Closed camlow325 closed 5 years ago
I suspect that it is unlikely that this change is likely to cause performance problems, but it seems a mistake not to keep reads and writes asynchronous.
Would an alternative be to do a conditional include JRuby::Synchronized
(as suggested in jruby/jruby#4854) when running inside jruby?
I think the JRuby::Synchronized
approach would be a reasonable alternative for having the read/write synchronization be done for JRuby only, assuming you are okay with having JRuby-aware code in this project.
I initially tried doing the include JRuby::Synchronized
into the MQTT:Client
class. That resulted in really bad performance for a particular test case that I was exercising. The test involves publishing and subscribing to receive back 1000 messages from a broker, writing each received message to stdout. When running under JRuby, I'm used to that test taking no more than a couple of seconds to complete. With include JRuby::Synchronized
in the MQTT:Client
class the test case did not encounter any deadlocks but took several minutes to run.
As an alternative, I tried just extending the socket instance that the MQTT::Client
class creates to use JRuby::Synchronized
, as is described here.
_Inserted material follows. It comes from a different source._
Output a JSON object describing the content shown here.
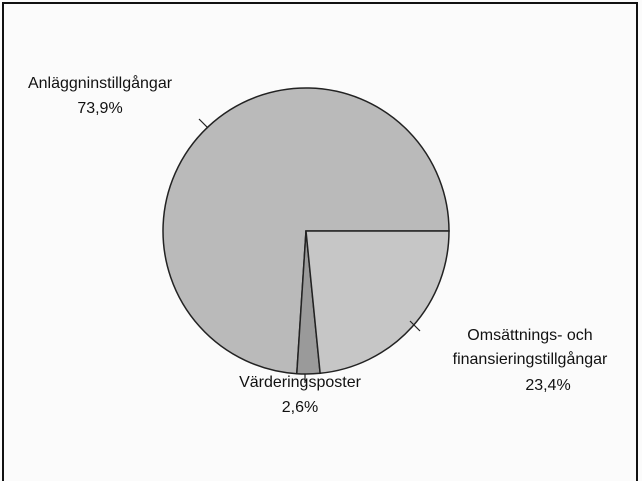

I ran my same test example through about 100 times with no deadlocks occurring. Typically, I'd see the deadlock maybe 10 - 20% of the time when running the test, with the first occurrence after no more than 10 iterations. The performance for the test was also similar with JRuby::Synchronized
as with the original locking approach that I had included on this PR. In theory, it seems like doing a synchronize
around every method on the socket instance could result in poorer performance than what I had in the original commit for the PR since the lock would need to be taken for every byte read when parsing a packet. Maybe this is practically inexpensive enough, though, that the difference wouldn't matter.
I modified the PR with a commit, 368ffed, that extends the socket instance with JRuby::Synchronized
. If you think performance might be a concern with this, I could also go back to something like the original approach I used of locking around the whole MQTT::Packet.read
call in MQTT::Client.receive_packet
but only have the lock be taken when running under JRuby so that reads and writes can remain asynchronous on MRI and other Ruby interpreters.
Thanks again for your help and for looking at this.
The issue that I had filed to the JRuby team, https://github.com/jruby/jruby/issues/4854, was fixed in JRuby 9.1.15.0. I have re-run my tests against JRuby 9.2.0.0 without the synchronization logic added to this PR and can no longer reproduce the hangs that I had previously been seeing. Given that, I'm going to close out this PR. Thanks again for your comments and for taking a look at this.
When testing out the ruby-mqtt library on JRuby 9k, I ran into a problem where overlapping blocking reads and writes made to the same MQTT socket could intermittently lead to a deadlock. I have not yet encountered a similar deadlock in any testing that I've done so far with MRI Ruby versions. For JRuby 9k, I filed a related issue at https://github.com/jruby/jruby/issues/4854. I suspect that the work to address this in JRuby could be fairly involved and may not be done anytime soon. In the meantime, I've seen that by synchronizing all calls which do blocking reads on the socket -- i.e., for the calls inside of
MQTT::Packet.read
which do several blocking byte reads -- along with any writes to the socket that the deadlocks go away. I put up this PR with that change for reference, but I'd understand any hesitance to take this change considering the outstanding work that could be done to address the underlying issue in JRuby. Where the deadlock is timing-related and seemingly Ruby interpreter-specific, I couldn't think of a good spec test to include with this PR but I'd be happy to add one on if someone can think of one.